A boa notícia é o lançamento de
"O Corvo" (Companhia das Letras), volume de capa dura que traz, além
do poema em inglês e duas de suas traduções mais famosas para o português, três
ensaios de Poe sobre sua oficina poética —a começar pelo divertido "A
filosofia da composição", em que ele apresenta como resultado de pura
racionalidade a criação de uma peça literária desvairadamente romântica.
Se
fosse só isso, o livro careceria de novidade.

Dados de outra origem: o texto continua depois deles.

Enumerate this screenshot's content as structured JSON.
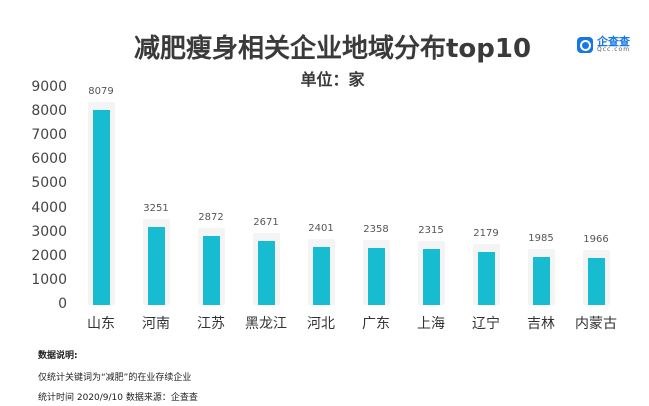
{
  "header": {
    "title": "减肥瘦身相关企业地域分布top10",
    "subtitle": "单位：家",
    "logo_cn": "企查查",
    "logo_en": "Qcc.com",
    "logo_icon": "qcc-logo-icon"
  },
  "footer": {
    "note_title": "数据说明:",
    "note_line1": "仅统计关键词为“减肥”的在业存续企业",
    "note_line2": "统计时间 2020/9/10    数据来源：企查查"
  },
  "colors": {
    "bar": "#17bcd0",
    "bar_shadow": "#f4f4f4",
    "text": "#3a3a3a"
  },
  "chart_data": {
    "type": "bar",
    "title": "减肥瘦身相关企业地域分布top10",
    "subtitle": "单位：家",
    "xlabel": "",
    "ylabel": "",
    "categories": [
      "山东",
      "河南",
      "江苏",
      "黑龙江",
      "河北",
      "广东",
      "上海",
      "辽宁",
      "吉林",
      "内蒙古"
    ],
    "values": [
      8079,
      3251,
      2872,
      2671,
      2401,
      2358,
      2315,
      2179,
      1985,
      1966
    ],
    "ylim": [
      0,
      9000
    ],
    "yticks": [
      0,
      1000,
      2000,
      3000,
      4000,
      5000,
      6000,
      7000,
      8000,
      9000
    ],
    "grid": false,
    "legend": "none",
    "data_labels": true
  }
}
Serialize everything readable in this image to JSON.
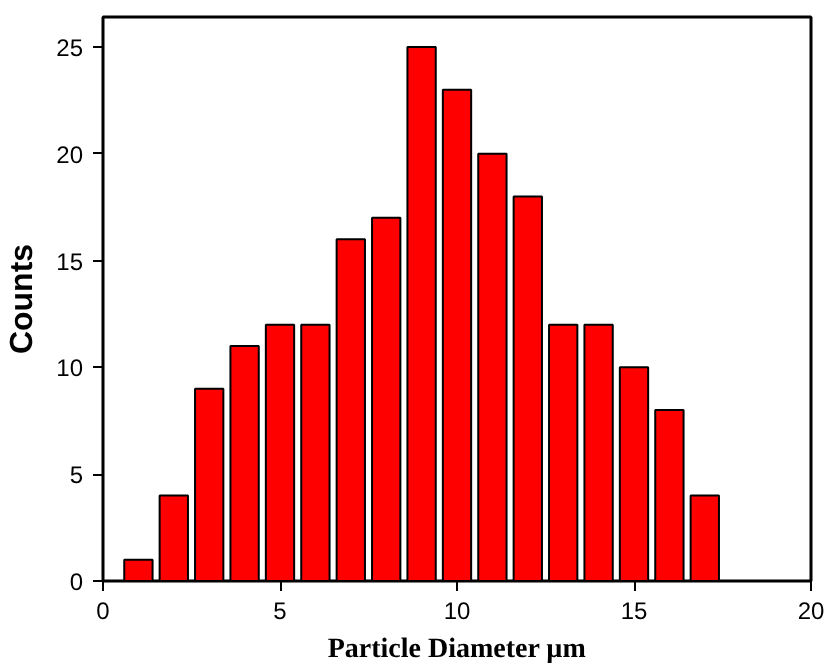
{
  "chart_data": {
    "type": "bar",
    "xlabel": "Particle Diameter µm",
    "ylabel": "Counts",
    "x": [
      1,
      2,
      3,
      4,
      5,
      6,
      7,
      8,
      9,
      10,
      11,
      12,
      13,
      14,
      15,
      16,
      17
    ],
    "values": [
      1,
      4,
      9,
      11,
      12,
      12,
      16,
      17,
      25,
      23,
      20,
      18,
      12,
      12,
      10,
      8,
      4
    ],
    "color": "#ff0000",
    "xlim": [
      0,
      20
    ],
    "xticks": [
      0,
      5,
      10,
      15,
      20
    ],
    "ylim": [
      0,
      26.4
    ],
    "yticks": [
      0,
      5,
      10,
      15,
      20,
      25
    ],
    "grid": false
  }
}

Esta é fornecida pelos dois
ensaios que, amarrando tudo, desenham para o leitor os princípios da corvologia
e a fazem avançar com finas contribuições originais. Assina-os o poeta Paulo
Henriques Britto, tradutor do primeiríssimo time.
Não
é livro para todos os paladares. Os pormenores técnicos de versificação que
Britto invoca em seus ensaios se justificam no contexto, mas podem assustar o
leigo. De todo modo, bastam alguma familiaridade com a leitura de poesia e um
ouvido afinado para pegar o espírito da coisa.
Como
corvólogo diletante de longa data, fiquei feliz ao descobrir a preferência de
Britto pela tradução de Fernando Pessoa, da qual também sou fã. Para ele,
trata-se de "um poema em que são recriados de modo preciso os efeitos do
texto inglês em todos os planos --do sentido, do metro, da rima".
Professor
de tradução da PUC-Rio, Britto vai além, sustentando que a versão do portuga
aperfeiçoa o original ao omitir o nome da amada morta, Lenore, resolvendo uma
contradição introduzida por Poe: "Se neste mundo a amada não tem nome [é o
que o poema diz], como pode seu nome aparecer num poema?".
Acredito
que, apesar de engenhosa, a ideia de aperfeiçoamento seja um arroubo de crítico
apaixonado, por não levar em conta uma provável intencionalidade na contradição
original e por desconsiderar que, ganhando um nome, e ainda por cima um nome
que rima com "nevermore", a morta adquire um peso e uma reverberação
que Pessoa lhe subtrai.
Se
não traz aperfeiçoamento, "O Corvo" de Pessoa é uma maravilha que,
por contraste, ganha mais brilho ao lado da versão esquisita de outro monstro
das letras, Machado de Assis, cuja tradução ritmicamente traidora --o que, no
caso desse poema hipnótico, caracteriza pecado mortal— é demolida com tato, mas
sem dó.
Não
é, contudo, ao atacar a pouco prestigiosa tradução de Machado que Britto deixa
uma contribuição fundamental. Seus ensaios crescem ao serem lidos no contexto
dos debates corvológicos como refutação à defesa enfática --e curiosamente
influente— que, no livro "O Corvo e Suas Traduções" (Lacerda), Ivo
Barroso fez de uma tradução interessante, mas menos rigorosa que a de Pessoa no
metro e na rima: a do jornalista mineiro Milton Amado.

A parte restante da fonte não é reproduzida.